The Albuquerque Veterans Administration Medical Center, at 2100 Ridgecrest, SE, in Albuquerque, New Mexico, was built in 1932. It was listed on the National Register of Historic Places in 1983. The listing included 16 contributing buildings and a contributing structure on 40 acre.

It was built in a combination of Spanish Revival architecture and Pueblo Revival architecture styles.

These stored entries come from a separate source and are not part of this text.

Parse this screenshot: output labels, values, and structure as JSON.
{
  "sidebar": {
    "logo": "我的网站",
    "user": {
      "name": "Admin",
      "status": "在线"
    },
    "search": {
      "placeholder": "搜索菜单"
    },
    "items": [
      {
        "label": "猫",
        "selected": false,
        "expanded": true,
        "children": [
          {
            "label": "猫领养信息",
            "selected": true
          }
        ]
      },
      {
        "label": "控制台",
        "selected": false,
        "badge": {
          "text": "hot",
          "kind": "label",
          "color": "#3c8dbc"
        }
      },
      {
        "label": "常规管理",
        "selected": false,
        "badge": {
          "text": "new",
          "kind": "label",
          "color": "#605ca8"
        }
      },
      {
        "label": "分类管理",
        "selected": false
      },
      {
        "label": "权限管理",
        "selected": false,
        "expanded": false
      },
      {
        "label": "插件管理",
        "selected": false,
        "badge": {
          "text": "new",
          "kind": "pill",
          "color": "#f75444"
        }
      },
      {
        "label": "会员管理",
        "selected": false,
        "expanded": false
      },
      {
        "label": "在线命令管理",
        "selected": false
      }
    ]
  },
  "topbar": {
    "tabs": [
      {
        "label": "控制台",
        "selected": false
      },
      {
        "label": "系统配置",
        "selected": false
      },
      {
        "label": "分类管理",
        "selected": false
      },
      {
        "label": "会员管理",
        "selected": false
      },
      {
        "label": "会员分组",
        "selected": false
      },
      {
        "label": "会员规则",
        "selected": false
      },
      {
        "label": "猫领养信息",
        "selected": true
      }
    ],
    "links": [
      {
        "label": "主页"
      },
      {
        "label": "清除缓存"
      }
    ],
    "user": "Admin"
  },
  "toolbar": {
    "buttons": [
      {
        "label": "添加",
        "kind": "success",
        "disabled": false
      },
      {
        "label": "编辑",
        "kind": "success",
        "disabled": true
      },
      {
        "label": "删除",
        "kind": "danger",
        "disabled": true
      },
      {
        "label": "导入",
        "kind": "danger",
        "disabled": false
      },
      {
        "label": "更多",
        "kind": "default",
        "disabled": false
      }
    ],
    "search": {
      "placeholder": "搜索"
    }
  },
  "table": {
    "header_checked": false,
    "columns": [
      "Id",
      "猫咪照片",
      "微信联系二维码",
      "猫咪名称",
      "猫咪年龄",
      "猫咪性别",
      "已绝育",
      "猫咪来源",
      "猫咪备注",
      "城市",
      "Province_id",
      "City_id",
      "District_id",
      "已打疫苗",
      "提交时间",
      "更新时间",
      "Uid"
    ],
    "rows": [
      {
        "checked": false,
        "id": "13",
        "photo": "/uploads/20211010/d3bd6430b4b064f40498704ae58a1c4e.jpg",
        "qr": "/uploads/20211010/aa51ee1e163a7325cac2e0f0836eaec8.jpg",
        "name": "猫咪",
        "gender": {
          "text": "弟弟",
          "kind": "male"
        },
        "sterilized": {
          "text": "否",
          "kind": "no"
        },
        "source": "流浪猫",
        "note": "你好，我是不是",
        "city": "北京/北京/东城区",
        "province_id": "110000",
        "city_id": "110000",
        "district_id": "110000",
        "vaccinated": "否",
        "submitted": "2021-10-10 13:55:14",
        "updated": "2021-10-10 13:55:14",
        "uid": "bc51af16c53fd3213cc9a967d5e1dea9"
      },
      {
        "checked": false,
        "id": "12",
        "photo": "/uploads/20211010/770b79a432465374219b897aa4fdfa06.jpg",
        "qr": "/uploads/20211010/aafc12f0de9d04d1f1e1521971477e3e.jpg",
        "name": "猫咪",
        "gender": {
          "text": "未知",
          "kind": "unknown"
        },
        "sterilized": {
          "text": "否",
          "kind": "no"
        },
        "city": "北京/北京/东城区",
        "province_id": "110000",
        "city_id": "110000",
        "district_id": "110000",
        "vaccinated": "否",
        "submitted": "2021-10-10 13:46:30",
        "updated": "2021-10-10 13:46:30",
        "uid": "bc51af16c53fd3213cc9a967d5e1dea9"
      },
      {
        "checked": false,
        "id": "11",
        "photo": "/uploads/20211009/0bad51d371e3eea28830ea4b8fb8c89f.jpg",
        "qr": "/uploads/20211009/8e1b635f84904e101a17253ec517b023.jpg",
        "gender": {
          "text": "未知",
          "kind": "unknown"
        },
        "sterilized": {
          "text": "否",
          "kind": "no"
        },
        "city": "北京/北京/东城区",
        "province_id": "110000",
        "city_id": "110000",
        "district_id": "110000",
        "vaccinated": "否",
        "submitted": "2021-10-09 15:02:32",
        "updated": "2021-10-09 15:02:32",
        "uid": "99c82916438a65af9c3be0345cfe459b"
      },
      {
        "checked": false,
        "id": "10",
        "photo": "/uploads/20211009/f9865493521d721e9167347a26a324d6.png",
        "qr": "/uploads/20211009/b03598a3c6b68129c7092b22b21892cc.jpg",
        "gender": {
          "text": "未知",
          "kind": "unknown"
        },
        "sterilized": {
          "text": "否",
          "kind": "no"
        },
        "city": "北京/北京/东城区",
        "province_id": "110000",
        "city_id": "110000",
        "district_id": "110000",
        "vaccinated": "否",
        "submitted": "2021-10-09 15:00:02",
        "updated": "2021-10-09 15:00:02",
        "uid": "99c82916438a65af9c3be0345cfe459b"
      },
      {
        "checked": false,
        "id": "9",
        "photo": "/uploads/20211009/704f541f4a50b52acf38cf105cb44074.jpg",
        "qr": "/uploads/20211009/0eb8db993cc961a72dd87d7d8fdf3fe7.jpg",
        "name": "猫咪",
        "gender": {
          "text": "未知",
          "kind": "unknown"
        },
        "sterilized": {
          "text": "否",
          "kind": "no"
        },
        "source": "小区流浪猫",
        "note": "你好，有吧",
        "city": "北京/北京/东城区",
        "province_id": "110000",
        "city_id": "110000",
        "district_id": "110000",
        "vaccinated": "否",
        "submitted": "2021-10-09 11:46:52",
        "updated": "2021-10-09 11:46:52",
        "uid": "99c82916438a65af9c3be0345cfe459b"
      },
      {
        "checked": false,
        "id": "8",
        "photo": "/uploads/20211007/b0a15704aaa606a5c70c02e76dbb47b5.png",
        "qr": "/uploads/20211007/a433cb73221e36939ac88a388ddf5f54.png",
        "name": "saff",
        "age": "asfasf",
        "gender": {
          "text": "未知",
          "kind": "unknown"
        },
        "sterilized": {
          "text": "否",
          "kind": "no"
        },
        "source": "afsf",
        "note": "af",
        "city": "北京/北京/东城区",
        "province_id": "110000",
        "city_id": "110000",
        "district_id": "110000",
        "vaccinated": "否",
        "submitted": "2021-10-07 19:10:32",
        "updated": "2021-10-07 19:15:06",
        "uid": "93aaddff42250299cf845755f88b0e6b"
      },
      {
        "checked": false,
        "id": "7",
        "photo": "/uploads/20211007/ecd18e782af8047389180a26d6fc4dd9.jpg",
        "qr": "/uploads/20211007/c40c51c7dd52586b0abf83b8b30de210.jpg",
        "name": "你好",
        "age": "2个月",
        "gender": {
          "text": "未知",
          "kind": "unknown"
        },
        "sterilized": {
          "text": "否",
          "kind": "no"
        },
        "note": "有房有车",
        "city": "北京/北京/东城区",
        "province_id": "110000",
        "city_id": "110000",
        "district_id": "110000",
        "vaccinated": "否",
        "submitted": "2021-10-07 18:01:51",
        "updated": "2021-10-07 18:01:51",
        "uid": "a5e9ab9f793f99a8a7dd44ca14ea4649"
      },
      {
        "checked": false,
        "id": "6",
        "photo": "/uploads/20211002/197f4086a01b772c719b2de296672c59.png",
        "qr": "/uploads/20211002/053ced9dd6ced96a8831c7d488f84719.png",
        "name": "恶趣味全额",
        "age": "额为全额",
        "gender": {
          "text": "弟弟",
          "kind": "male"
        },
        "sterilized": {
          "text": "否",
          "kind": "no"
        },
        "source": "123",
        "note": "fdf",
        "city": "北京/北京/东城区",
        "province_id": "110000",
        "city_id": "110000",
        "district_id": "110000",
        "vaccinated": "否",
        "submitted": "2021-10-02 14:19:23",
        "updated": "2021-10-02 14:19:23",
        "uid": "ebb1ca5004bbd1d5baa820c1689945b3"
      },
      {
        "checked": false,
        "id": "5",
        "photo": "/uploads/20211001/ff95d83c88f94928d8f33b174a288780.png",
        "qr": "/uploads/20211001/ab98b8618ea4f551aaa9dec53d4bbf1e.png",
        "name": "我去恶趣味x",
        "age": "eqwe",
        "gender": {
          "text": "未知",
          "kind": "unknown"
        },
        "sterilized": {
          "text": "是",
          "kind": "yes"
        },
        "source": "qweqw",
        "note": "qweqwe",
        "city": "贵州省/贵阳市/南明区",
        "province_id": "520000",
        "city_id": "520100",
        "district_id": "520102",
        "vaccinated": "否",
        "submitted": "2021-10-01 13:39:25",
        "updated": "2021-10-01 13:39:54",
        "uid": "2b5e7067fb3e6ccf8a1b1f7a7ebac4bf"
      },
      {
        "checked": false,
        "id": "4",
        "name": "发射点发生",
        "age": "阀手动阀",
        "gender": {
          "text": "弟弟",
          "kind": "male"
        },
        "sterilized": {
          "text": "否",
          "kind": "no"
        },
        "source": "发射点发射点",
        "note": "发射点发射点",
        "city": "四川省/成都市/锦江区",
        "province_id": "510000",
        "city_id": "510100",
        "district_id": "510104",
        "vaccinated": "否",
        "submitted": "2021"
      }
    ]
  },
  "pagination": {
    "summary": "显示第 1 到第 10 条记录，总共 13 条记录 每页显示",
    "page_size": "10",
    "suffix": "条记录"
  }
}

Its National Register nomination states:
Building 1 is asymetrical with box-like massing. It steps up in
terraces, varying in height from one to four stories. A five story
tower rises off-center of the main entrance, which consists of three
portals surrounded by roughly hewn lintels and columns. The ceiling of
the Main Lobby is finished in beautifully hand carved wood beams or
vigas that are decoratively painted revealing the Indian motifs. These
still remain. Building 2 features two rounded bell towers with battered
walls on either side of the entry, giving the structure a resemblance to
a pueblo church. Buildings 1, 2, 3, 4, and the quarters have pueblo and
Spanish details such as timber framed porches, decorated corbels and
lintel beams, vigas, patio gardens and pueblo style arcades, often
randomly placed at the upper levels (in the case of buildings 3 & 4).
Straight headed windows are set deep into the walls. The engineering
support buildings are plainer with less detailing but their scale,
massing, finish materials and minimal details are the same as the main
buildings.

It was listed in conformance with a 2011 study of veterans hospitals nationwide.